Chemische formule: NaCl
Plaats: wereldwijd in sedimentaire bekkens.
Naam Oorsprong: Afkomstig van het Griekse halos, wat “zout” betekent en lithos wat “steen” betekent. Haliet, algemeen bekend als steenzout, is de minerale vorm van natriumchloride (NaCl). Haliet vormt isometrische kristallen. Het mineraal is meestal kleurloos of wit, maar kan ook lichtblauw, donkerblauw, paars, roze, rood, oranje, geel of grijs zijn, afhankelijk van de hoeveelheid en het type onzuiverheden. Het komt vaak voor bij andere verdampingsmineralen zoals verschillende sulfaten, halogeniden en boraten.
Voorkomen
Haliet komt voor in grote bedden van sedimentaire verdampingsmineralen die het gevolg zijn van het opdrogen van ingesloten meren, playas en zeeën. Zoutbedden kunnen honderden meters dik zijn en liggen onder brede gebieden. In de Verenigde Staten en Canada strekken zich uitgebreide ondergrondse bedden uit van het Appalachen-bekken in het westen van New York tot delen van Ontario en onder een groot deel van het Michigan-bekken. Andere depositos zijn in Ohio, Kansas, New Mexico, Nova Scotia en Saskatchewan. De Khewra-zoutmijn is een enorme halietafzetting nabij Islamabad, Pakistan. In het Verenigd Koninkrijk zijn er drie mijnen; de grootste hiervan is in Winsford in Cheshire en produceert gemiddeld een half miljoen ton in zes maanden.

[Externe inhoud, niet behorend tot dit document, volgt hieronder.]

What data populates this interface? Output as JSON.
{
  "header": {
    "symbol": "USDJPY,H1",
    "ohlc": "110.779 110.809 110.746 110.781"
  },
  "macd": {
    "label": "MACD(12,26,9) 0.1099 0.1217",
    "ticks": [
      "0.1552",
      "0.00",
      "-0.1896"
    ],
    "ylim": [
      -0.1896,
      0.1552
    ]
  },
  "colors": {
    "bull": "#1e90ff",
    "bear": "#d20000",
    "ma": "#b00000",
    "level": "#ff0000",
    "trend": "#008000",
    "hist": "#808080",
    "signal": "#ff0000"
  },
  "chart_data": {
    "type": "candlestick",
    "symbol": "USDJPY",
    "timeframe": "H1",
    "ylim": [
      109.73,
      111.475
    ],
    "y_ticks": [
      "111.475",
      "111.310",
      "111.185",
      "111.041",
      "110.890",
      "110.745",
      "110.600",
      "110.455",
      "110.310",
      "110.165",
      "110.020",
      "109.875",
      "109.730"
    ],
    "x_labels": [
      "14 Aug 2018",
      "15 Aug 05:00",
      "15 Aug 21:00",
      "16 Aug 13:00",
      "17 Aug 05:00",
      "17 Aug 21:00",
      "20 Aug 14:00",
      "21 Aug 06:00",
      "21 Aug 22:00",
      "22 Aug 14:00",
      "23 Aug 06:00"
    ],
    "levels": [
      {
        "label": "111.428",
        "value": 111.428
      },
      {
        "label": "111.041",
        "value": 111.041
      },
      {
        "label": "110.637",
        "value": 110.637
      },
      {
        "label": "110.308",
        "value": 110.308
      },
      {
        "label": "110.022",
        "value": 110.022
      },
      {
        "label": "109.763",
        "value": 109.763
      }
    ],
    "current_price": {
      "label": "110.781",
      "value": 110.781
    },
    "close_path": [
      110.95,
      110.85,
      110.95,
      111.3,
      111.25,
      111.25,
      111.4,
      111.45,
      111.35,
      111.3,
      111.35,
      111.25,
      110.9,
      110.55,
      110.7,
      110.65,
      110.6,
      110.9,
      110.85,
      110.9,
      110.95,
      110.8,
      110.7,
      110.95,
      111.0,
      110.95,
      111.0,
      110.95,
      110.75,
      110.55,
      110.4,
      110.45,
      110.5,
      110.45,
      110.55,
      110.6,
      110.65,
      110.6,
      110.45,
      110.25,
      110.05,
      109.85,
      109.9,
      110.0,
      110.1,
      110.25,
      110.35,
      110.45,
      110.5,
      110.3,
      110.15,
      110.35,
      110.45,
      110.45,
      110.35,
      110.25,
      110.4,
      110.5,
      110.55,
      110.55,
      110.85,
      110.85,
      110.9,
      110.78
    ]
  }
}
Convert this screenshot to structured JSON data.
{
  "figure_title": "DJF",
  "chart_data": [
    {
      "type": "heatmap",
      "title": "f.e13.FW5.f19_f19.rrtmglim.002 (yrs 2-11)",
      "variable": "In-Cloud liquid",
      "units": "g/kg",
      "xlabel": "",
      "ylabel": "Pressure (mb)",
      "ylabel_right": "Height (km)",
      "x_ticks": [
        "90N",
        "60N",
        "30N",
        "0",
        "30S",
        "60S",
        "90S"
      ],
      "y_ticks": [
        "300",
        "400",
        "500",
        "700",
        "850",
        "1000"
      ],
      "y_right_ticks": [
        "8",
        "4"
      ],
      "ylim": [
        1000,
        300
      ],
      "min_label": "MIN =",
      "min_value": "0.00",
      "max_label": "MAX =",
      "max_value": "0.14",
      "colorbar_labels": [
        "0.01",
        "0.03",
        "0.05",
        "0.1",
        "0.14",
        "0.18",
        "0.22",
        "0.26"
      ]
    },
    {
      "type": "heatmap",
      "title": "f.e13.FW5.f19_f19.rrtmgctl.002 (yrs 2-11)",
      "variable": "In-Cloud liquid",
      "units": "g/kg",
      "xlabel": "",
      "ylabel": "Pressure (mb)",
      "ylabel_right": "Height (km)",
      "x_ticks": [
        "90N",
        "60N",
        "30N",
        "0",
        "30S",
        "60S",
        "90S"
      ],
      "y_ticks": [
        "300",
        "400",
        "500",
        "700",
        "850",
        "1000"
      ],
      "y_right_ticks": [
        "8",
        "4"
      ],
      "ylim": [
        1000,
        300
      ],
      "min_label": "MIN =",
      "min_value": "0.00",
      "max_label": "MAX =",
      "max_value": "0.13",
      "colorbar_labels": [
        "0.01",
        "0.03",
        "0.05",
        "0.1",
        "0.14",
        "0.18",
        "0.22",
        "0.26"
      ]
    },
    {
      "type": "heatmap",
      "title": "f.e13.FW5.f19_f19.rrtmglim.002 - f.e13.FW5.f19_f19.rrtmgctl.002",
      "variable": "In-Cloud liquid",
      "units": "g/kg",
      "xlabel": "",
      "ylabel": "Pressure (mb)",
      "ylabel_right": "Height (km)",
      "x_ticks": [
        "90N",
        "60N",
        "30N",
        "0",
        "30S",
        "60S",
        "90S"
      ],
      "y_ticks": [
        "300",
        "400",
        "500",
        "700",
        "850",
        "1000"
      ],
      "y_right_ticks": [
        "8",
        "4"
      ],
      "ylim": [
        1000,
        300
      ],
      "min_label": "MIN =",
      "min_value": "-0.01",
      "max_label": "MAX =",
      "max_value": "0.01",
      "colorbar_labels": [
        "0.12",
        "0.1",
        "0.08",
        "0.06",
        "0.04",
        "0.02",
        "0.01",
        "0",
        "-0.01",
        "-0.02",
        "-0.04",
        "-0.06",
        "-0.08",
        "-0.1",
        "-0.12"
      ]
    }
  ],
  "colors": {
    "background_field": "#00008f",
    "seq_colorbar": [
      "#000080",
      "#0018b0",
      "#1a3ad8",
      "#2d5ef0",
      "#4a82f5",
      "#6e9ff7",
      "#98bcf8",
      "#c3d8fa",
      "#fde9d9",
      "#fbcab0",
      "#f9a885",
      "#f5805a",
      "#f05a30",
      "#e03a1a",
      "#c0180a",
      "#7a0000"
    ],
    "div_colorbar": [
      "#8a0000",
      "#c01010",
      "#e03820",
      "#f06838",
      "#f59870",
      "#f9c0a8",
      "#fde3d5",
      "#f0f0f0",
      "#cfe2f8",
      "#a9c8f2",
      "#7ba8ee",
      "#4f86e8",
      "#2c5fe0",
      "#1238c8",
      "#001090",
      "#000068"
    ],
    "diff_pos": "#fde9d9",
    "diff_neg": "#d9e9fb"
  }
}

Zoutkoepels zijn verticale diapieren of pijpachtige massas zout die in wezen omhooggeduwd uit onderliggende zoutbedden door mobilisatie als gevolg van het gewicht van bovenliggende rotsen. Zoutkoepels bevatten naast haliet en sylviet ook anhydriet, gips en inheemse zwavel. Ze komen veel voor langs de Golfkust van Texas en Louisiana en worden vaak geassocieerd met aardolievoorraden. Duitsland, Spanje, Nederland, Roemenië en Iran hebben ook zoutkoepels. Zoutgletsjers bestaan in het droge Iran, waar het zout op grote hoogte door het oppervlak is gebroken en bergafwaarts stroomt. In al deze gevallen wordt gezegd dat haliet zich gedragen op de manier van een rheid.